划去这个\(k\)阶子式，剩下的元素按原来的排法组成\((n-k)\)级矩阵，称为\((1)\)的余子式。也是\(A\)的一个\((n-k)\)阶子式，令\(\{i_1'i_2'\dots i_{n-k}'\} = \{1,2,\dots ,n\}\) \ \(\{i_1i_2\dots i_k\}\)、\(\{j_1'j_2'\dots j_{n-k}'\} = \{1,2,\dots ,n\}\) \ \(\{j_1j_2\dots j_k\}\)且\(i_1'<i_2'<\dots <i_{n-k}'\)，\(j_1'<j_2'<\dots <j_{n-k}'\)，记余子式为\(A\tbinom{i_1'i_2'\dots i_{n-k}'}{j_1'j_2'\dots j_{n-k}'}\) \((2)\)。
\((-1)^{(i_1 + i_2 + \dots + i_k) + (j_1 + j_2 + \dots + j_k)}A\tbinom{i_1'i_2'\dots i_{n-k}'}{j_1'j_2'\dots j_{n-k}'}\)为\((1)\)的代数余子式。

定理 1：
（Laplace定理）在\(n\)级矩阵\(A = (a_{ij})\)，取定第\(i_1,i_2,\dots ,i_k\)行（\(i_1<i_2<\dots <i_k\)），则这\(k\)阶行元素形成的所有\(k\)阶子式与其代数余子式之和等于\(|A|\)，即

\[|A| = \sum_{1\leq j_1<j_2<\dots <j_k \leq n} A\tbinom{i_1i_2\dots i_k}{j_1j_2\dots j_k}(-1)^{(i_1 + i_2 + \dots + i_k) + (j_1 + j_2 + \dots + j_k)}A\tbinom{i_1'i_2'\dots i_{n-k}'}{j_1'j_2'\dots j_{n-k}'} \]

证明：

\[\begin{aligned} |A| &= \sum_{u_1\dots u_kv_1\dots v_{n-k}}(-1)^{\tau(i_1i_2\dots i_ki_1'i_2'\dots i_{n-k}')+\tau(u_1\dots u_kv_1\dots v_{n-k})}a_{i_1u_1}a_{i_2u_2}\dots a_{i_ku_k}a_{i_1'v_1}a_{i_2'v_2}\dots a_{i_{n-k}'v_{n-k}} \\ &= \sum_{u_1\dots u_kv_1\dots v_{n-k}}(-1)^{(i_1-1)+(i_2-2)+\dots +(i_k-k)+\tau(u_1\dots u_kv_1\dots v_{n-k})}a_{i_1u_1}a_{i_2u_2}\dots a_{i_ku_k}a_{i_1'v_1}a_{i_2'v_2}\dots a_{i_{n-k}'v_{n-k}} \\ &= \sum_{1\leq j_1<j_2<\dots <j_k \leq n}\sum_{u_1\dots u_k}\sum_{v_1\dots v_{n-k}}(-1)^{(i_1+i_2+\dots +i_k)-\frac{k(k+1)}{2}}(-1)^{\tau(u_1\dots u_kv_1\dots v_{n-k})}a_{i_1u_1}a_{i_2u_2}\dots a_{i_ku_k}a_{i_1'v_1}a_{i_2'v_2}\dots a_{i_{n-k}'v_{n-k}} \end{aligned} \]
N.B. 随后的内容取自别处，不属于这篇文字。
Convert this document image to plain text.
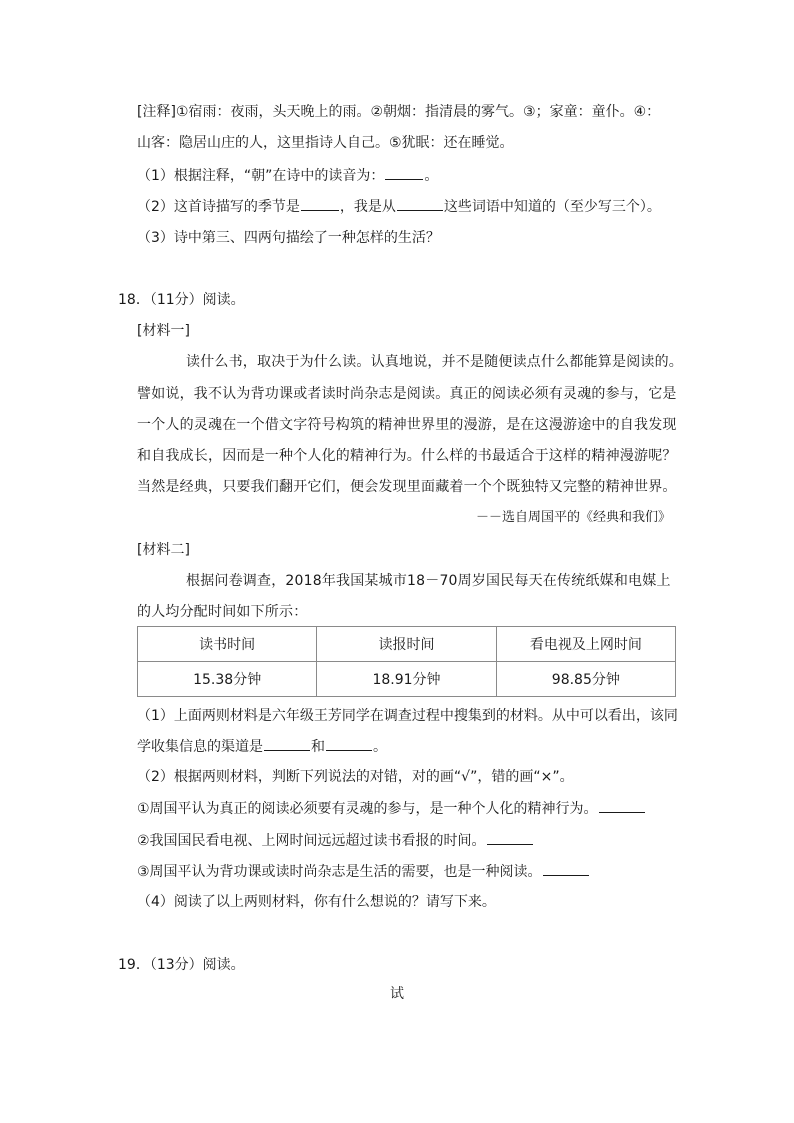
[注释]①宿雨：夜雨，头天晚上的雨。②朝烟：指清晨的雾气。③；家童：童仆。④：
山客：隐居山庄的人，这里指诗人自己。⑤犹眠：还在睡觉。
（1）根据注释，“朝”在诗中的读音为：	。
（2）这首诗描写的季节是	，我是从	这些词语中知道的（至少写三个）。
（3）诗中第三、四两句描绘了一种怎样的生活？
18．（11分）阅读。
[材料一]
读什么书，取决于为什么读。认真地说，并不是随便读点什么都能算是阅读的。
譬如说，我不认为背功课或者读时尚杂志是阅读。真正的阅读必须有灵魂的参与，它是
一个人的灵魂在一个借文字符号构筑的精神世界里的漫游，是在这漫游途中的自我发现
和自我成长，因而是一种个人化的精神行为。什么样的书最适合于这样的精神漫游呢？
当然是经典，只要我们翻开它们，便会发现里面藏着一个个既独特又完整的精神世界。
－－选自周国平的《经典和我们》
[材料二]
根据问卷调查，2018年我国某城市18－70周岁国民每天在传统纸媒和电媒上
的人均分配时间如下所示：
读书时间	读报时间	看电视及上网时间
15.38分钟	18.91分钟	98.85分钟
（1）上面两则材料是六年级王芳同学在调查过程中搜集到的材料。从中可以看出，该同
学收集信息的渠道是	和	。
（2）根据两则材料，判断下列说法的对错，对的画“√”，错的画“×”。
①周国平认为真正的阅读必须要有灵魂的参与，是一种个人化的精神行为。
②我国国民看电视、上网时间远远超过读书看报的时间。
③周国平认为背功课或读时尚杂志是生活的需要，也是一种阅读。
（4）阅读了以上两则材料，你有什么想说的？请写下来。
19．（13分）阅读。
试
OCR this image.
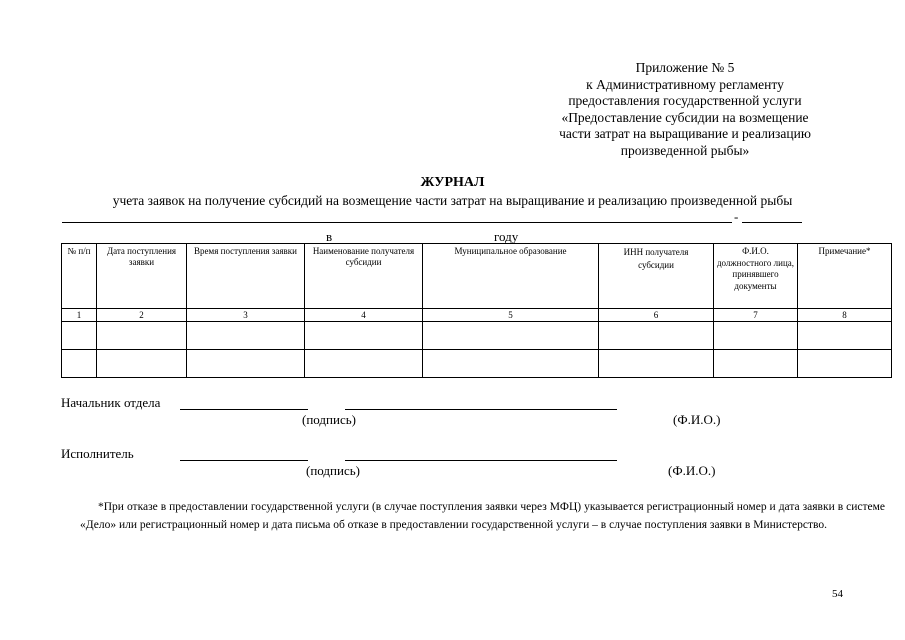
Приложение № 5
к Административному регламенту
предоставления государственной услуги
«Предоставление субсидии на возмещение
части затрат на выращивание и реализацию
произведенной рыбы»
ЖУРНАЛ
учета заявок на получение субсидий на возмещение части затрат на выращивание и реализацию произведенной рыбы
-
в	году
№ п/п	Дата поступления заявки	Время поступления заявки	Наименование получателя субсидии	Муниципальное образование	ИНН получателя субсидии	Ф.И.О. должностного лица, принявшего документы	Примечание*
1	2	3	4	5	6	7	8

Начальник отдела
(подпись)	(Ф.И.О.)
Исполнитель
(подпись)	(Ф.И.О.)

*При отказе в предоставлении государственной услуги (в случае поступления заявки через МФЦ) указывается регистрационный номер и дата заявки в системе «Дело» или регистрационный номер и дата письма об отказе в предоставлении государственной услуги – в случае поступления заявки в Министерство.

54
\[这一步三个连加号分别指的是选定k列、对k元排列求和、对n-k元排列求和 \\ 考察(-1)^{\tau(u_1\dots u_kv_1\dots v_{n-k})}，\\ u_1\dots u_kv_1\dots v_{n-k}经过s次对换变成j_1j_2\dots j_kv_1\dots v_{n-k} \\ 因此(-1)^{\tau(u_1\dots u_kv_1\dots v_{n-k})} = (-1)^s(-1)^{\tau(j_1j_2\dots j_kv_1\dots v_{n-k})} \\ 其中j_1j_2\dots j_k的逆序数为0，则s = \tau(u_1\dots u_k)，故 \]

\[\begin{aligned} (-1)^{\tau(u_1\dots u_kv_1\dots v_{n-k})}&=(-1)^{\tau(u_1\dots u_k)}(-1)^{\tau(j_1j_2\dots j_kv_1\dots v_{n-k})} \\ &=(-1)^{\tau(u_1\dots u_k)}(-1)^{(j_1-1)+(j_2-2)+\dots +(j_k-k)}(-1)^{\tau(v_1\dots v_{n-k})} \end{aligned} \]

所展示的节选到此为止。